Wednesday 14 April 2010

China - land of disasters

At least 400 people have been killed in an earthquake that has struck the remote area of Yushu in China’s western Qinghai province. The quake measured 6.9, compared with 7.0 in Haiti and 8.8 in Chile in February.

Nearly every building in the town of Jiegu is said to have been destroyed. Many Tibetans live in the area, and the relief effort is being hampered by landslides that have blocked roads.

China’s worst earthquake in recent years was the one that struck Sichuan in 2008 killing 87,000, but it is truly a country of disasters. Probably the deadliest earthquake the world has ever seen killed 830,000 people in Shaanxi province in 1556, while China also suffered the worst floods in history, with the Yellow River killing up to 2.5 million when it burst its banks in 1889, and the Yangtze and Yellow Rivers accounting for perhaps 3 million in 1931.

More than 1,540 miners perished in the world’s worst mining disaster at Honkeiko in 1942, while in the late 1870’s up to 13 million people died in one of the country's regular famines.
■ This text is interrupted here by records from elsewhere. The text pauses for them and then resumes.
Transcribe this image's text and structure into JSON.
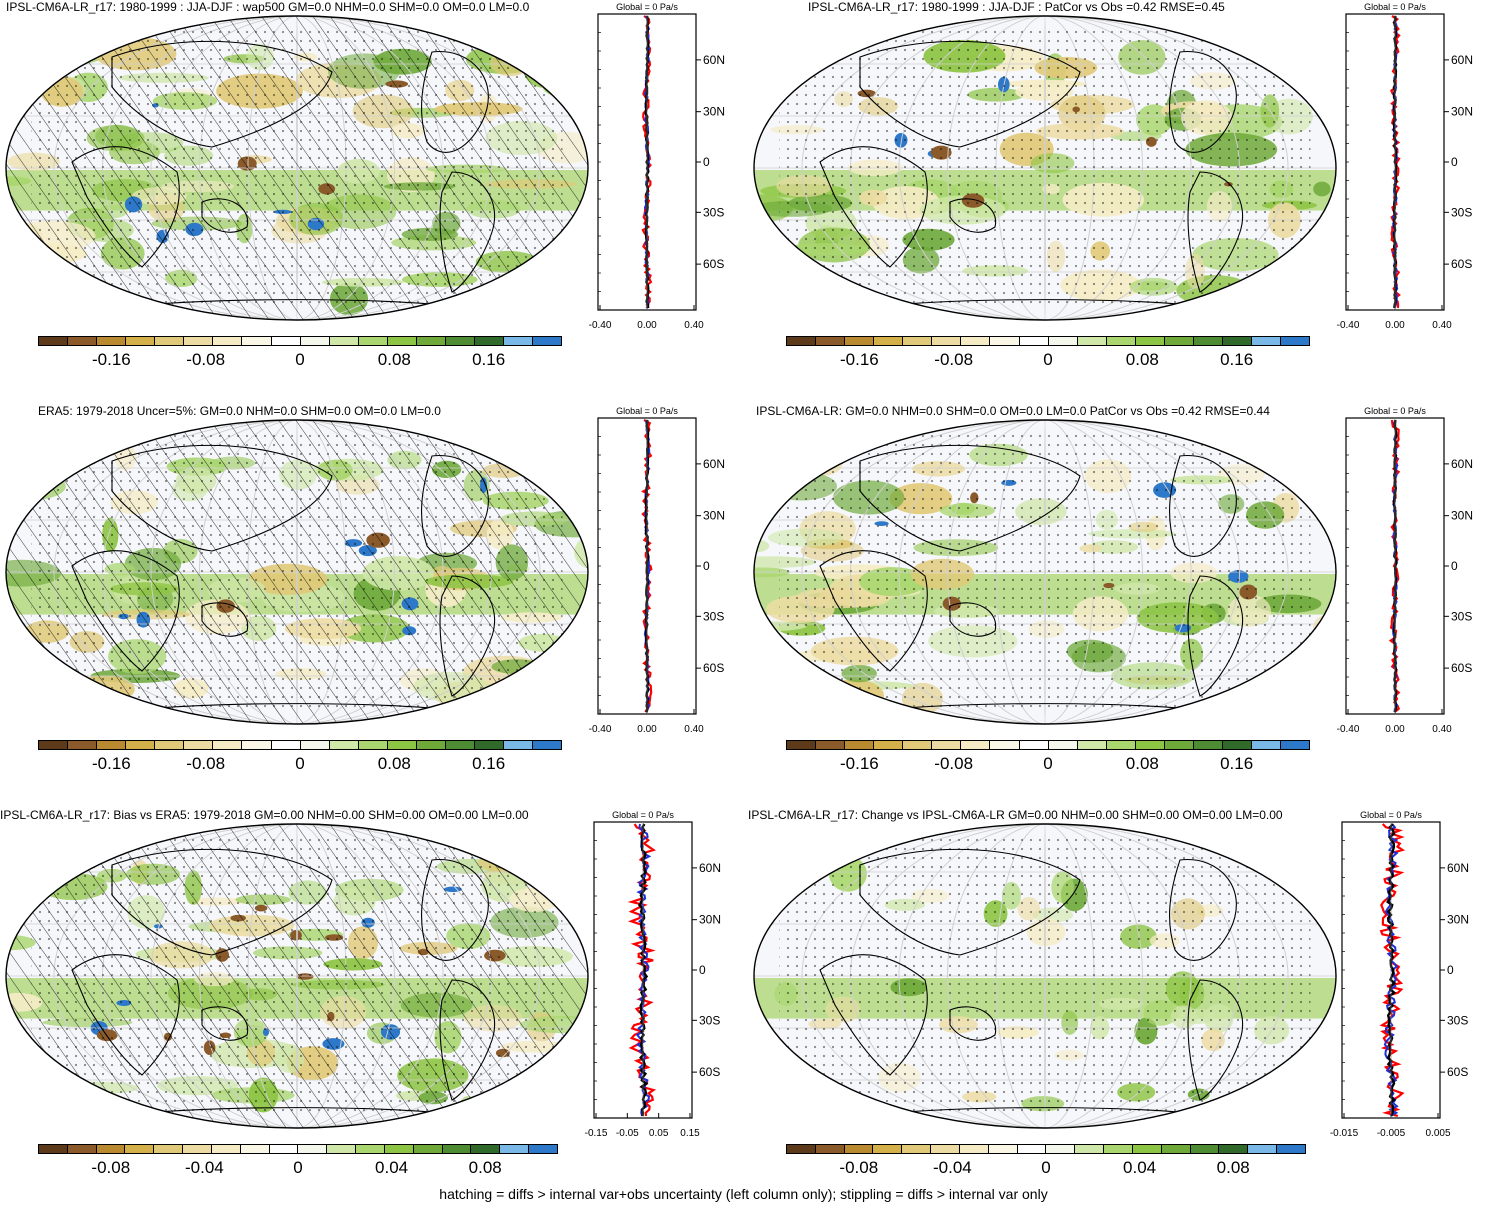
{
  "footer": "hatching = diffs > internal var+obs uncertainty (left column only); stippling = diffs > internal var only",
  "colorbar_colors": [
    "#5c3a1a",
    "#8a5a2b",
    "#b98a2f",
    "#d4b04a",
    "#e0c978",
    "#ecdca3",
    "#f5ecc6",
    "#fbf7e6",
    "#ffffff",
    "#f4f8ec",
    "#cfe7a8",
    "#a9d66e",
    "#8cc443",
    "#6ea93a",
    "#4e8c34",
    "#2f6a2a",
    "#7ab8e8",
    "#2d78c8"
  ],
  "profile_colors": {
    "red": "#ff0000",
    "blue": "#1f2fd6",
    "black": "#000000"
  },
  "chart_data": [
    {
      "type": "heatmap",
      "title": "IPSL-CM6A-LR_r17: 1980-1999 : JJA-DJF : wap500 GM=0.0 NHM=0.0 SHM=0.0 OM=0.0 LM=0.0",
      "colorbar": {
        "ticks": [
          "-0.16",
          "-0.08",
          "0",
          "0.08",
          "0.16"
        ]
      },
      "hatching": true,
      "profile": {
        "title": "Global = 0 Pa/s",
        "xticks": [
          "-0.40",
          "0.00",
          "0.40"
        ],
        "yticks": [
          "60N",
          "30N",
          "0",
          "30S",
          "60S"
        ]
      }
    },
    {
      "type": "heatmap",
      "title": "IPSL-CM6A-LR_r17: 1980-1999 : JJA-DJF : PatCor vs Obs =0.42 RMSE=0.45",
      "colorbar": {
        "ticks": [
          "-0.16",
          "-0.08",
          "0",
          "0.08",
          "0.16"
        ]
      },
      "hatching": false,
      "profile": {
        "title": "Global = 0 Pa/s",
        "xticks": [
          "-0.40",
          "0.00",
          "0.40"
        ],
        "yticks": [
          "60N",
          "30N",
          "0",
          "30S",
          "60S"
        ]
      }
    },
    {
      "type": "heatmap",
      "title": "ERA5: 1979-2018 Uncer=5%: GM=0.0 NHM=0.0 SHM=0.0 OM=0.0 LM=0.0",
      "colorbar": {
        "ticks": [
          "-0.16",
          "-0.08",
          "0",
          "0.08",
          "0.16"
        ]
      },
      "hatching": true,
      "profile": {
        "title": "Global = 0 Pa/s",
        "xticks": [
          "-0.40",
          "0.00",
          "0.40"
        ],
        "yticks": [
          "60N",
          "30N",
          "0",
          "30S",
          "60S"
        ]
      }
    },
    {
      "type": "heatmap",
      "title": "IPSL-CM6A-LR: GM=0.0 NHM=0.0 SHM=0.0 OM=0.0 LM=0.0 PatCor vs Obs =0.42 RMSE=0.44",
      "colorbar": {
        "ticks": [
          "-0.16",
          "-0.08",
          "0",
          "0.08",
          "0.16"
        ]
      },
      "hatching": false,
      "profile": {
        "title": "Global = 0 Pa/s",
        "xticks": [
          "-0.40",
          "0.00",
          "0.40"
        ],
        "yticks": [
          "60N",
          "30N",
          "0",
          "30S",
          "60S"
        ]
      }
    },
    {
      "type": "heatmap",
      "title": "IPSL-CM6A-LR_r17: Bias vs ERA5: 1979-2018 GM=0.00 NHM=0.00 SHM=0.00 OM=0.00 LM=0.00",
      "colorbar": {
        "ticks": [
          "-0.08",
          "-0.04",
          "0",
          "0.04",
          "0.08"
        ]
      },
      "hatching": true,
      "profile": {
        "title": "Global = 0 Pa/s",
        "xticks": [
          "-0.15",
          "-0.05",
          "0.05",
          "0.15"
        ],
        "yticks": [
          "60N",
          "30N",
          "0",
          "30S",
          "60S"
        ]
      }
    },
    {
      "type": "heatmap",
      "title": "IPSL-CM6A-LR_r17: Change vs IPSL-CM6A-LR GM=0.00 NHM=0.00 SHM=0.00 OM=0.00 LM=0.00",
      "colorbar": {
        "ticks": [
          "-0.08",
          "-0.04",
          "0",
          "0.04",
          "0.08"
        ]
      },
      "hatching": false,
      "profile": {
        "title": "Global = 0 Pa/s",
        "xticks": [
          "-0.015",
          "-0.005",
          "0.005"
        ],
        "yticks": [
          "60N",
          "30N",
          "0",
          "30S",
          "60S"
        ]
      }
    }
  ]
}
The great hunger of 1959-61, hugely aggravated by Chairman Mao’s doctrinaire policies, brought a death toll of perhaps 40 million, while an estimated 36 million were killed in the An Lushan rebellion of the 8th century. For more details on all these stories, see A Disastrous History of the World.
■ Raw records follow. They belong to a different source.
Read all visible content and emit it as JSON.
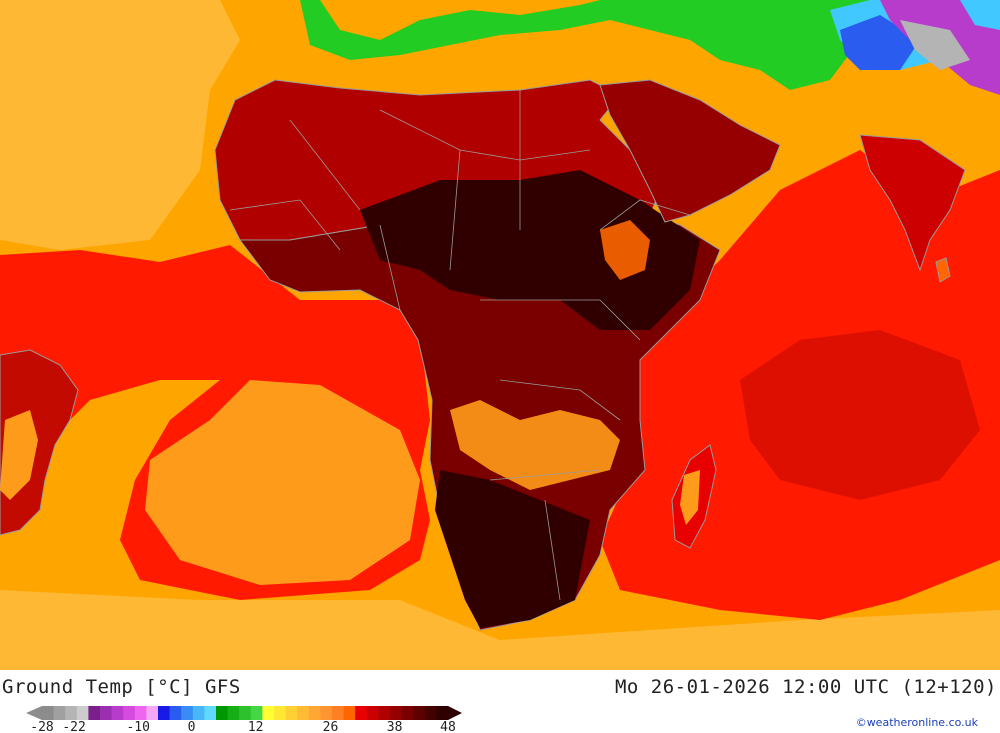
{
  "header": {
    "title": "Ground Temp [°C] GFS",
    "valid_time": "Mo 26-01-2026 12:00 UTC (12+120)"
  },
  "credit": "©weatheronline.co.uk",
  "colorbar": {
    "tick_labels": [
      "-28",
      "-22",
      "-10",
      "0",
      "12",
      "26",
      "38",
      "48"
    ],
    "tick_values": [
      -28,
      -22,
      -10,
      0,
      12,
      26,
      38,
      48
    ],
    "min": -28,
    "max": 48,
    "colors": [
      "#8c8c8c",
      "#a0a0a0",
      "#b4b4b4",
      "#cccccc",
      "#7a1f8c",
      "#9a2fb0",
      "#b83ccc",
      "#d54be0",
      "#ee66f0",
      "#f5a8f5",
      "#1a1ae6",
      "#2a5cf0",
      "#3a8cf5",
      "#4ab6fa",
      "#60d8ff",
      "#009600",
      "#16ae16",
      "#2dc22d",
      "#44d644",
      "#ffff33",
      "#ffe733",
      "#ffd033",
      "#ffbb33",
      "#ffa633",
      "#ff9433",
      "#ff8022",
      "#ff6600",
      "#e80000",
      "#cc0000",
      "#b00000",
      "#960000",
      "#7a0000",
      "#5e0000",
      "#440000",
      "#2e0000"
    ]
  },
  "legend_palette": {
    "sea_warm": "#ffa500",
    "sea_hot": "#ff1a00",
    "land_very_hot": "#7a0000",
    "land_extreme": "#300000",
    "cold_green": "#22cc22",
    "cold_blue": "#2a5cf0",
    "cold_purple": "#b83ccc",
    "border": "#9a9a9a"
  }
}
(See also my blogs of Jan 10, Feb 22, March 27, May 11, July 28, Nov 19 and 23, 2009, Jan 15 and 22, Feb 9 and 15, 2010.)

Tuesday 13 April 2010

D-Day - civilian casualties

I’ve been reading Anthony Beevor’s impressive tome, D-Day. Beevor puts the number of French civilians killed in the months leading up to the 1944 Allied landings in Normandy at 15,000.

The Allies’ trump card was their air supremacy, but Churchill had mooted the idea of setting a ceiling of 10,000 for the number of French civilian casualties during the campaign. After that bombing would have to cease. The suggestion was rejected.
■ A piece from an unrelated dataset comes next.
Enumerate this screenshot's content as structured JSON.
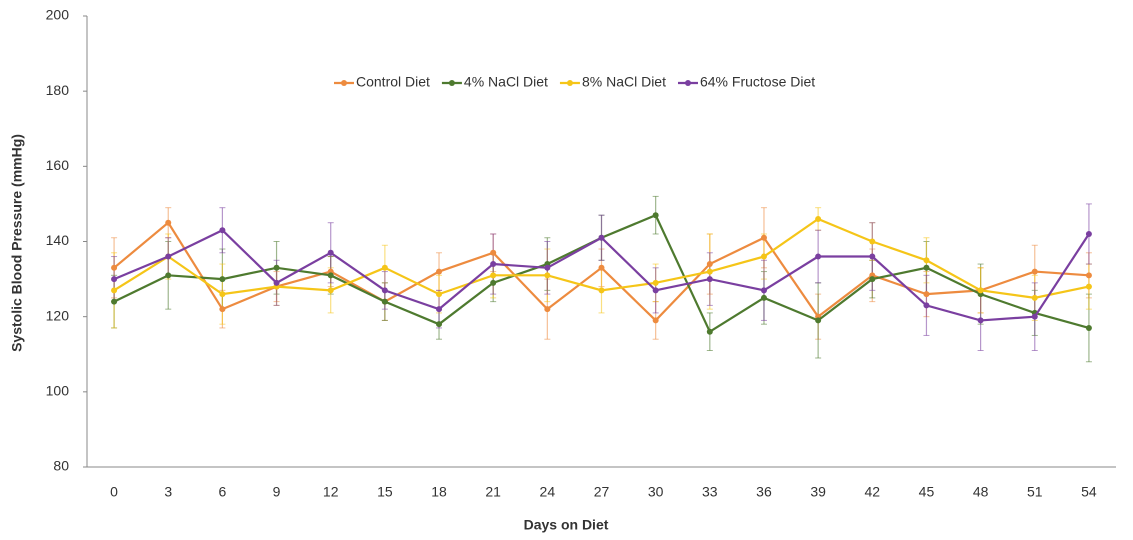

About 3,000 French people were killed in the first 24 hours of the operation, double the number of US service personnel who died. Among the places that suffered particularly heavy casualties during the invasion were Saint-Lo where about 300 died, and Caen, where the death toll was over 800.

The Germans, meanwhile, continued their systematic murder of French civilians. On June 8, 1944 they hanged 98 citizens of Tulle from the town’s trees. Two days later, in the most notorious massacre of all, they descended on Oradour-sur-Glane, shooting all the men, then herding the women and children into the church, which they set on fire. A total of 642 died, and the Nazis had got the wrong village. They were supposed to be taking revenge for an attack by the Resistance at Oradour-sur-Vayres, 15 miles away. Altogether, nearly 20,000 French civilians perished during the campaign.